Très inquiétante, également, l’anecdote rapportée par Emmanuel Riglaire. Nous savons tous que les pressions exercées sur des journalistes pour qu’ils/elles révèlent les noms de leurs informateurs confidentiels ne visent pas que les stars ou les cow-boys de la profession. Mais il m’était tout de même difficile d’imaginer, comme l’a rapporté l’avocat lillois, par ailleurs conseil de La Voix du Nord qu’un journaliste localier auteur d’un article sur un village du Cambrésis qui aurait déplu à la majorité en place, puisse se voir frappé d’une plainte du maire de cette commune auprès de la gendarmerie! Et que la maréchaussée, ensuite, convoquerait le journaliste, pour, évidemment, lui demandait de qui il tenait les informations qui avaient déplu au maire en question. En l’occurrence, l’affaire a vite été réglée: contacté par l’avocat, le procureur a stoppé une procédure qui s’annonçait ridicule, concernant un papier ni offensant ni diffamatoire. Mais on peut imaginer qu’une telle audition aurait marqué le journaliste et modifié sa façon de travailler, a commenté Me Riglaire.

Une loi peut être un barrage efficace contre ce type de pression: c’est ce que j’ai eu l’occasion d’expliquer aux collègues lillois. À condition qu’à l’exemple de la loi belge, elle ne prévoie qu’une exception strictement balisée au principe général de protection des sources: celle de la prévention d’actes portant atteinte grave à l’intégrité physique des personnes. C’est la seule qu’admet la Cour Européenne des Droits de l’Homme, mais l’expérience démontre que les magistrats européens ne se soucient généralement guère de la jurisprudence de Strasbourg. Ils ne sont pas les seuls: rares sont les politiques à vouloir effectivement consolider cette «pierre angulaire de la liberté de la Presse» comme l’ont qualifiée les magistrats strasbourgeois: le projet de loi actuellement par la ministre française de la Justice, Rachida Datti, préoccupe, à juste titre, nos confrères.
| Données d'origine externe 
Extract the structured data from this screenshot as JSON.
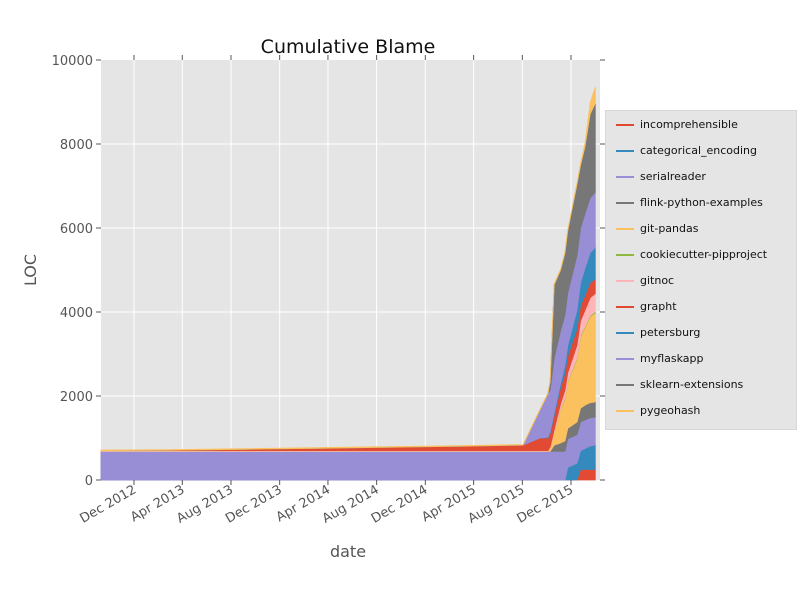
{
  "chart_data": {
    "type": "area",
    "stacked": true,
    "title": "Cumulative Blame",
    "xlabel": "date",
    "ylabel": "LOC",
    "ylim": [
      0,
      10000
    ],
    "yticks": [
      0,
      2000,
      4000,
      6000,
      8000,
      10000
    ],
    "xlim": [
      "2012-09-09",
      "2016-02-12"
    ],
    "xticks": [
      {
        "date": "2012-12-01",
        "label": "Dec 2012"
      },
      {
        "date": "2013-04-01",
        "label": "Apr 2013"
      },
      {
        "date": "2013-08-01",
        "label": "Aug 2013"
      },
      {
        "date": "2013-12-01",
        "label": "Dec 2013"
      },
      {
        "date": "2014-04-01",
        "label": "Apr 2014"
      },
      {
        "date": "2014-08-01",
        "label": "Aug 2014"
      },
      {
        "date": "2014-12-01",
        "label": "Dec 2014"
      },
      {
        "date": "2015-04-01",
        "label": "Apr 2015"
      },
      {
        "date": "2015-08-01",
        "label": "Aug 2015"
      },
      {
        "date": "2015-12-01",
        "label": "Dec 2015"
      }
    ],
    "grid": true,
    "legend_position": "right-outside",
    "background": "#e5e5e5",
    "x": [
      "2012-09-09",
      "2013-03-01",
      "2013-09-01",
      "2014-03-01",
      "2014-09-01",
      "2015-03-01",
      "2015-08-03",
      "2015-09-14",
      "2015-10-04",
      "2015-10-10",
      "2015-10-20",
      "2015-11-05",
      "2015-11-16",
      "2015-11-23",
      "2015-12-16",
      "2015-12-25",
      "2016-01-05",
      "2016-01-18",
      "2016-01-31"
    ],
    "series": [
      {
        "name": "incomprehensible",
        "color": "#E24A33",
        "values": [
          0,
          0,
          0,
          0,
          0,
          0,
          0,
          0,
          0,
          0,
          0,
          0,
          0,
          0,
          0,
          250,
          250,
          250,
          250
        ]
      },
      {
        "name": "categorical_encoding",
        "color": "#348ABD",
        "values": [
          0,
          0,
          0,
          0,
          0,
          0,
          0,
          0,
          0,
          0,
          0,
          0,
          0,
          300,
          400,
          450,
          500,
          560,
          580
        ]
      },
      {
        "name": "serialreader",
        "color": "#988ED5",
        "values": [
          680,
          680,
          680,
          680,
          680,
          680,
          680,
          680,
          680,
          680,
          680,
          680,
          680,
          680,
          680,
          680,
          680,
          670,
          670
        ]
      },
      {
        "name": "flink-python-examples",
        "color": "#777777",
        "values": [
          0,
          0,
          0,
          0,
          0,
          0,
          0,
          0,
          0,
          0,
          150,
          200,
          250,
          250,
          300,
          330,
          350,
          360,
          360
        ]
      },
      {
        "name": "git-pandas",
        "color": "#FBC15E",
        "values": [
          0,
          0,
          0,
          0,
          0,
          0,
          0,
          0,
          0,
          80,
          300,
          800,
          1000,
          1100,
          1500,
          1700,
          1850,
          2050,
          2120
        ]
      },
      {
        "name": "cookiecutter-pipproject",
        "color": "#8EBA42",
        "values": [
          0,
          0,
          0,
          0,
          0,
          0,
          0,
          0,
          0,
          0,
          10,
          20,
          25,
          25,
          30,
          30,
          30,
          30,
          30
        ]
      },
      {
        "name": "gitnoc",
        "color": "#FFB5B8",
        "values": [
          20,
          20,
          20,
          20,
          20,
          20,
          20,
          20,
          20,
          30,
          60,
          120,
          180,
          200,
          300,
          350,
          380,
          420,
          430
        ]
      },
      {
        "name": "grapht",
        "color": "#E24A33",
        "values": [
          0,
          10,
          30,
          55,
          80,
          105,
          130,
          300,
          300,
          320,
          340,
          380,
          400,
          400,
          380,
          360,
          350,
          350,
          350
        ]
      },
      {
        "name": "petersburg",
        "color": "#348ABD",
        "values": [
          0,
          0,
          0,
          0,
          0,
          0,
          0,
          0,
          20,
          40,
          60,
          100,
          200,
          250,
          450,
          550,
          650,
          720,
          750
        ]
      },
      {
        "name": "myflaskapp",
        "color": "#988ED5",
        "values": [
          0,
          0,
          0,
          0,
          0,
          0,
          0,
          665,
          1035,
          1000,
          1300,
          1250,
          1200,
          1250,
          1300,
          1300,
          1300,
          1310,
          1310
        ]
      },
      {
        "name": "sklearn-extensions",
        "color": "#777777",
        "values": [
          0,
          0,
          0,
          0,
          0,
          0,
          0,
          0,
          0,
          200,
          1750,
          1450,
          1475,
          1480,
          1700,
          1500,
          1600,
          2000,
          2120
        ]
      },
      {
        "name": "pygeohash",
        "color": "#FBC15E",
        "values": [
          15,
          15,
          15,
          15,
          15,
          15,
          15,
          15,
          15,
          15,
          20,
          20,
          20,
          20,
          30,
          50,
          80,
          260,
          390
        ]
      }
    ]
  }
}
Car les exceptions qu’elle prévoit sont à la fois trop nombreuses et difficiles à mettre en œuvre. Et dans ces conditions, une absence de loi peut se révéler plus favorable qu’une mauvaise loi…

Faut-il encore se rendre compte que la loi peut être contournée: un magistrat peut prendre le risque d’une perquisition qui sera frappée de nullité. Entre-temps, elle lui aura permis de se procurer l’information que le journaliste voulait protéger…

Aussi l’arme essentielle pour la défense de notre liberté, là comme ailleurs, réside-t-elle dans la solidarité professionnelle. La trentaine de collègues nordistes présents à cette soirée-débat ne devaient pas en être convaincus: ils nous reste tous à en persuader nos consœurs et nos confrères. Et, en Belgique, à rappeler à tou(te)s que les menaces, de détention ou d’inculpation par exemple, sont vaines: la loi sur la protection des sources journalistiques est là pour nous protéger. Et elle a un caractère exemplaire!